Inspired by Russell Crowe and Tugger, I threw out my plans to simply re-work the old book and its old scenarios. As re-issued, the major part of the book is a set of three dozen scenarios in which the Great White Fleet of 16 battleships and 7 destroyers sails around the world from Great War at Sea map to Great War at Sea map (though not always the same 16 battleships; two substitutions took place on the West Coast). And then they beat up the locals.
On the map from Sea of Troubles, they fight the British and the Germans. On the map from Plan Gold, it's the British again and the Dutch. Cone of Fire has three maps and many more opponents: the Brazilians, Argentines, Chileans, British, French, Italians and Japanese.
There's a break in the operational action after that, as the actual Great White Fleet made many port calls in places where we have no maps, like the west coast of the United States and Mexico, and Australia and New Zealand. But they did sail past the Philippines, avoiding as many port visits because of the fear of disease outbreaks (though racial attitudes no doubt played a part as well), so on the map from South China Sea the Great White Fleet squares off against the Japanese, the British and the Germans. Next it's on to the map from the now out-of-print Russo-Japanese War to fight the Japanese and the Russians.
Of course, the actual fleet received a very warm welcome everywhere it went, but our path of mayhem and destruction follows it to the map from Mediterranean, where there's fighting with the Turks, Austrians, Italians, British, French, Russians and Greeks before sailing onto the Jutland map to tussle with the British, Germans, Russians and Swedes.
All told it's an inspired tale of loopy insanity, and best of all, almost none of it's made up. Well, there was no bizarre U.S.-against-the-world War of 1908, so of course all of it's made up, just not by me. As I read secondary works on the Great White Fleet and dug into contemporary newspaper accounts, thanks to some of the wonderful databases available online, I was reminded of how 1908 unfolded during an age of foreboding and paranoia. Many felt a world-wide war coming on; some, like the Futurist movement of the period, embraced violent change as necessary to sweep away what they saw as an age of decadence and economic oppression. And so papers of the time are filled with paranoid fantasies regarding the Great White Fleet, either from Americans wondering who might attack it as it sailed into view, or others wondering what sinister purpose lay behind the voyage. Writers from Berlin to Buenos Aires posited various scenarios, so I just adapted them to the game system.

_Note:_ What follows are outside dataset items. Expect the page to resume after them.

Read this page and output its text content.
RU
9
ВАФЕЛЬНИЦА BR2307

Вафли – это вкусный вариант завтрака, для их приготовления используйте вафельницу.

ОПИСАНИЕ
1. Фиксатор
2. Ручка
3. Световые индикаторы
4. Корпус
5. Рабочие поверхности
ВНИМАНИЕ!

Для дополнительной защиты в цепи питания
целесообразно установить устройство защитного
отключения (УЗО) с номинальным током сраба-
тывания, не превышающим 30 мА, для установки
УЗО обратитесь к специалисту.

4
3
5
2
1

That makes Great White Fleet one of the more unusual book supplements we've published, but it was very satisfying to write as it hangs together very nicely as a narrative. Role-playing and collectible card games have done wonderful things by concentrating on a coherent story arc, and I’ve wanted to bring more of that philosophy over to the board game side of Avalanche Press for years. Games should tell a story — particularly if you're going to read them in the bathtub — and Great White Fleet is designed to tell a complete tale of naval combat, from Hampton Roads around the world and back again.